There have been more than 40 GLI3 pathogenic variants reported to be associated with either PHS or sub-PHS, where a diagnosis is suspected but does not meet the diagnostic criteria (Fig. 1c). While the majority are frameshift and nonsense mutations, one splicing variant has been reported8. Approximately a quarter of all known PHS cases have been caused by a de novo pathogenic variant4. The GLI3 variant detected in our patient falls between the zinc-finger domain and the proteolytic cleavage site. It is located within the middle third of the GLI3 gene where all PHS-causing pathogenic variants have been identified, providing further support for the well-established genotype–phenotype correlation.
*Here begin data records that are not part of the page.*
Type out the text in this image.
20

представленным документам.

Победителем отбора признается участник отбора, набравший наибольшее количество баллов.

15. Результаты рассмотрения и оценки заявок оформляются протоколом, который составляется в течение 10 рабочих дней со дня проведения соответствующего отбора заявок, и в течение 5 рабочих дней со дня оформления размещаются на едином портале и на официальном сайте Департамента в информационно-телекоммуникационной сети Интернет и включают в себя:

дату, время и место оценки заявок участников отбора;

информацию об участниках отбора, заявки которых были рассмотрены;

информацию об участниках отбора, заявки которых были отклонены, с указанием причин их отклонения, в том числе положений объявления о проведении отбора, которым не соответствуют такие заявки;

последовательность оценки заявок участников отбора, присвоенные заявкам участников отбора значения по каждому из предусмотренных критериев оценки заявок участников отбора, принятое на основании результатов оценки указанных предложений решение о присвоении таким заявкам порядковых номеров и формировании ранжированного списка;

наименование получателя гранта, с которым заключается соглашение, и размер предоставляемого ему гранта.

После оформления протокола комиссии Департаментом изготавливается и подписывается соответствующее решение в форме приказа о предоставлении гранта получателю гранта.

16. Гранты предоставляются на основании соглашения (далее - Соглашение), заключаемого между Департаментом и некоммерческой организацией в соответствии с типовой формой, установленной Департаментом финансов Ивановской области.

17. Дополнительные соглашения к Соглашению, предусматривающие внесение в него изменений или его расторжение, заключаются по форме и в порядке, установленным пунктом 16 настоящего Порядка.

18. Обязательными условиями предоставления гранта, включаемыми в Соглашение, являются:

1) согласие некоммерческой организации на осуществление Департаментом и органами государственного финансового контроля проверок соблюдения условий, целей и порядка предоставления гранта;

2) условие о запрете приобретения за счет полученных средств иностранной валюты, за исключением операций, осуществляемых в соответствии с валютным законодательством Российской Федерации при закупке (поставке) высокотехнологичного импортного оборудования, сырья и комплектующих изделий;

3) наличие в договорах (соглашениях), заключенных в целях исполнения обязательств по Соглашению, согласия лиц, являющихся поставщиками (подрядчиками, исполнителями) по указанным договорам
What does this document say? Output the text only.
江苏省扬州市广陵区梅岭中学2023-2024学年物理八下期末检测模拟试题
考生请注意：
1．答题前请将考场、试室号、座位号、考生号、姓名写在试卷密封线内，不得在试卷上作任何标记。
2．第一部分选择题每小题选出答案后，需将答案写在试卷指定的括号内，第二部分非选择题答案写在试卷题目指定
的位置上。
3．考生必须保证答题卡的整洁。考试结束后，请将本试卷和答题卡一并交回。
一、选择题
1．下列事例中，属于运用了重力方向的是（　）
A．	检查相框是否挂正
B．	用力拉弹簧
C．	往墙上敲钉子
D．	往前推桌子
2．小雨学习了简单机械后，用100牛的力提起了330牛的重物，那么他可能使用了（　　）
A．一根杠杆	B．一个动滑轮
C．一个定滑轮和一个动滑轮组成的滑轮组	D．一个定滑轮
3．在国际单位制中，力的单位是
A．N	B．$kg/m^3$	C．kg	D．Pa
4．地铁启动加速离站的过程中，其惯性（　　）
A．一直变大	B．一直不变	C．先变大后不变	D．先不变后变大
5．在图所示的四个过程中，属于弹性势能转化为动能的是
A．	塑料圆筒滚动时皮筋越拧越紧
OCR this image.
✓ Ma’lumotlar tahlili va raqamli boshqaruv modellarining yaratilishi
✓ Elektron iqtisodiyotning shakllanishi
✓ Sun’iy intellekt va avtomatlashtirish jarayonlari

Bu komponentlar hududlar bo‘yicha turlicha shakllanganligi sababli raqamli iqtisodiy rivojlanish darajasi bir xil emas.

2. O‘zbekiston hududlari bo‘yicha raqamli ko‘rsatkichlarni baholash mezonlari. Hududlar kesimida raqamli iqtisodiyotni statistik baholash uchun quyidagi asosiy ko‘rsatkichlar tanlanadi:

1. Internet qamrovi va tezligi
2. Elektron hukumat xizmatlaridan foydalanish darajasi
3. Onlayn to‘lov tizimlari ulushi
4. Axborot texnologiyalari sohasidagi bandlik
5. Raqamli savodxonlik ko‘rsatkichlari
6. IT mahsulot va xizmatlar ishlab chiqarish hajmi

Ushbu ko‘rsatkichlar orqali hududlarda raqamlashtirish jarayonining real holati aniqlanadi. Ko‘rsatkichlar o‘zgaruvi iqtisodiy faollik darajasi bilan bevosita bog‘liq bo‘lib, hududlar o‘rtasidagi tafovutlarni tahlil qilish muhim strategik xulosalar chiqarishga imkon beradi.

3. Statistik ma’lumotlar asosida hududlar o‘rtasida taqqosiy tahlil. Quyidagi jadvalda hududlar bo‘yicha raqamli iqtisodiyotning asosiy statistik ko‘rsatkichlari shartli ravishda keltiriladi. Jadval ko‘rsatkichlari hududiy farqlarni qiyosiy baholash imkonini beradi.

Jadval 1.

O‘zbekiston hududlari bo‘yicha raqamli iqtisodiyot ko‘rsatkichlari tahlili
In this report, we describe a case of PHS caused by a novel GLI3 nonsense variant that was not diagnosed until adulthood, despite multiple points of contact with pediatric and developmental health services throughout the patient’s childhood. Although the patient presented with several features at birth and during early childhood that would warrant a genetics assessment, he was not referred. Only a handful of PHS cases diagnosed during adulthood have been reported5,13. The majority are born with polydactyly, but a diagnosis of PHS is only suspected following a subsequent event, such as the presence of epileptic seizures, precocious puberty, hypothalamic hamartoma, or the birth of offspring with a more severe phenotype. The diagnosis of precocious puberty in our patient, in combination with bilateral polydactyly, should have raised the suspicion of PHS. More than a decade passed before a diagnosis of PHS was made, following the incidental finding of the hypothalamic hamartoma. This case adds to the literature of PHS diagnosed in adulthood, which together serve to bring attention to the missed opportunities for genetic testing and subsequent diagnosis. Earlier diagnosis has the potential to alleviate the burden on patients and their families when there is a lack of a definitive reason for their medical history. This is especially important for PHS manifestations, where early detection and management can help improve outcomes, such as endocrine and developmental manifestations. Further education is required to raise awareness among health professionals who may encounter individuals with PHS at early stages of life, such as surgeons and pediatricians.